Alla domanda ricorrente sui mercati fin dal 1999, « ce la farà l’euro a sopravvivere » , le risposte delle istituzioni e degli Stati membri dell’Unione monetaria continuano ad andare nel senso unico del “sì” ma non sono convincenti al punto da cancellare in via definitiva il timore della disgregazione. Una conferenza stampa doppia come quella di Bratislava, a neanche tre mesi dal referendum che porterà il Regno Unito fuori dall’Unione europea, ha ricordato ai mercati che ancora oggi si trovano di fronte a un bivio che complica non poco le scelte di portafoglio: alla luce di Brexit non è chiaro se gli Stati europei marceranno più uniti e integrati ( con politiche fiscali più morbide dove esistono spazi di manovra maggiori per compensare l’accelerazione delle riforme strutturali nei Paesi che crescono meno, e con la velocizzazione dell’Unione bancaria e del mercato dei capitali unico) o se invece le divergenze tra nazioni si accentueranno ( l’ascesa del populismo e dei partiti anti- euro è sintomo di questa deriva).
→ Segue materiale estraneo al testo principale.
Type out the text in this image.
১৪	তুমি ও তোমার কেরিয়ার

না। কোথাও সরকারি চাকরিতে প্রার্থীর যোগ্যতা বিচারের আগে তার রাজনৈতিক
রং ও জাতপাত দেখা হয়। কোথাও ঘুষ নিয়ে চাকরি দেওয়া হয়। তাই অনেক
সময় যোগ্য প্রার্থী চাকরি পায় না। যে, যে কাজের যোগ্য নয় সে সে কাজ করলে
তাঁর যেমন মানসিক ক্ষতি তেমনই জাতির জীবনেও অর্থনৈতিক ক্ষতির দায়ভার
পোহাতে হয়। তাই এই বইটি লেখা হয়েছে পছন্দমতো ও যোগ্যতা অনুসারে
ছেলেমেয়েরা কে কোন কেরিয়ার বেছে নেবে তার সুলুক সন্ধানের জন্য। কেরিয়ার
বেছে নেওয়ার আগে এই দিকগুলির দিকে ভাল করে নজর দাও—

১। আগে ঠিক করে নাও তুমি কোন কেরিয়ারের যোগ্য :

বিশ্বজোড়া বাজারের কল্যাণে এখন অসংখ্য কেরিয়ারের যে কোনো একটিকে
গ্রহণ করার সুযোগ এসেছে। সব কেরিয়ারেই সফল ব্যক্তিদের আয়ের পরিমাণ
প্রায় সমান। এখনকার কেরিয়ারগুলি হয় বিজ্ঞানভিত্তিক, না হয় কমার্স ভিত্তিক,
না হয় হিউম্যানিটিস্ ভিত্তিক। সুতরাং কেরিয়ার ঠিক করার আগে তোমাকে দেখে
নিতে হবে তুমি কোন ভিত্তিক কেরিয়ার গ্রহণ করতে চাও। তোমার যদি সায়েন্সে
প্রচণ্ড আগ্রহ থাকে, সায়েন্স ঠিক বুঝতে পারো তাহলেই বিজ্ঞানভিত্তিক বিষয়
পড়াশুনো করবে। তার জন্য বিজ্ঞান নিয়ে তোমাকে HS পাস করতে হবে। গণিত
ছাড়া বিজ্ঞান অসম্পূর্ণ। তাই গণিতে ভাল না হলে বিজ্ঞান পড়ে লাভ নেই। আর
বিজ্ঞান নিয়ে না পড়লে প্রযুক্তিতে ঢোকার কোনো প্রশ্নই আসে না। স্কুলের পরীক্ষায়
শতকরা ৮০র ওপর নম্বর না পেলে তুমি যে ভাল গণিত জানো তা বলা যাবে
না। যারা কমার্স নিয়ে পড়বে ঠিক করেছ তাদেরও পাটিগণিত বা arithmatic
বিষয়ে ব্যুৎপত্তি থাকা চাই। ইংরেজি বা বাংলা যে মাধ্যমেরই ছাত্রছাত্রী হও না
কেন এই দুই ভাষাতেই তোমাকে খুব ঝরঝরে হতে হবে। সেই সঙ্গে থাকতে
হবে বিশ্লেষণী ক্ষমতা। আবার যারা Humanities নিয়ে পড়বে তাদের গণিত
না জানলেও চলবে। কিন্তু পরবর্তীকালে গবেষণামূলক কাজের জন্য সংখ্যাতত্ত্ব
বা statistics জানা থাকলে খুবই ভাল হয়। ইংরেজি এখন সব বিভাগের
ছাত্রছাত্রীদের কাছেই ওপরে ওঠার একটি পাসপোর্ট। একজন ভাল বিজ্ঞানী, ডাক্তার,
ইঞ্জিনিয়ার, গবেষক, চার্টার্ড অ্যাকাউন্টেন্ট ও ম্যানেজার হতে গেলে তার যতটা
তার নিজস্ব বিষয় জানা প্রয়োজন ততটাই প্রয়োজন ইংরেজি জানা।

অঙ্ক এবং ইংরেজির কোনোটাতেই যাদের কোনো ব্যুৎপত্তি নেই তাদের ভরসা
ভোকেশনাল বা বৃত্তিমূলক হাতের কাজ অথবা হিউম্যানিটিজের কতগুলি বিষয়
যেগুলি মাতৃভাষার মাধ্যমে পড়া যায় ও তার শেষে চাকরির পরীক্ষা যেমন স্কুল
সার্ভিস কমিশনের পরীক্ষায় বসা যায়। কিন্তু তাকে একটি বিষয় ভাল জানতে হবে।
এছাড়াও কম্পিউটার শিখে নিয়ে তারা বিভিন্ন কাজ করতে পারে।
Questi interrogativi sono ansiogeni ma non alimentano per ora ansia: piuttosto rafforzano le attese di un’estensione temporale e un ampliamento in raggio di azione delle misure non convenzionali della politica monetaria della Bce. Insomma, dove la politica fallisce, la banca centrale supplisce. Sebbene lo stock dei titoli di Stato tedeschi con rendimento negativo sotto la soglia di - 0,40% delle deposit facilities si sia ridotto negli ultimi giorni, allentando l’allarme sulla scarsità dei bond acquistabili dalla Bce, la lentezza delle soluzioni politiche ai problemi dell’Europa abbinata a un andamento dell’inflazione deludente imporranno il potenziamento del QE di Francoforte. Con esiti non scontati. Llewellyn Consulting, nella sua ultima analisi dedicata all’euro, sottolinea come la politica monetaria con taglia unica non calzi affatto per accomodare le diversità tra gli Stati nell’area dell’euro: in base al Taylor rule, i tassi dovrebbero essere più bassi del 5% ( per esempio in Grecia) o più alti del 4% ( per esempio in Irlanda). Llc conclude che « con politiche fiscali e strutturali imperfette, la sostenibilità dell’euro continuerà ad essere messa in discussione » .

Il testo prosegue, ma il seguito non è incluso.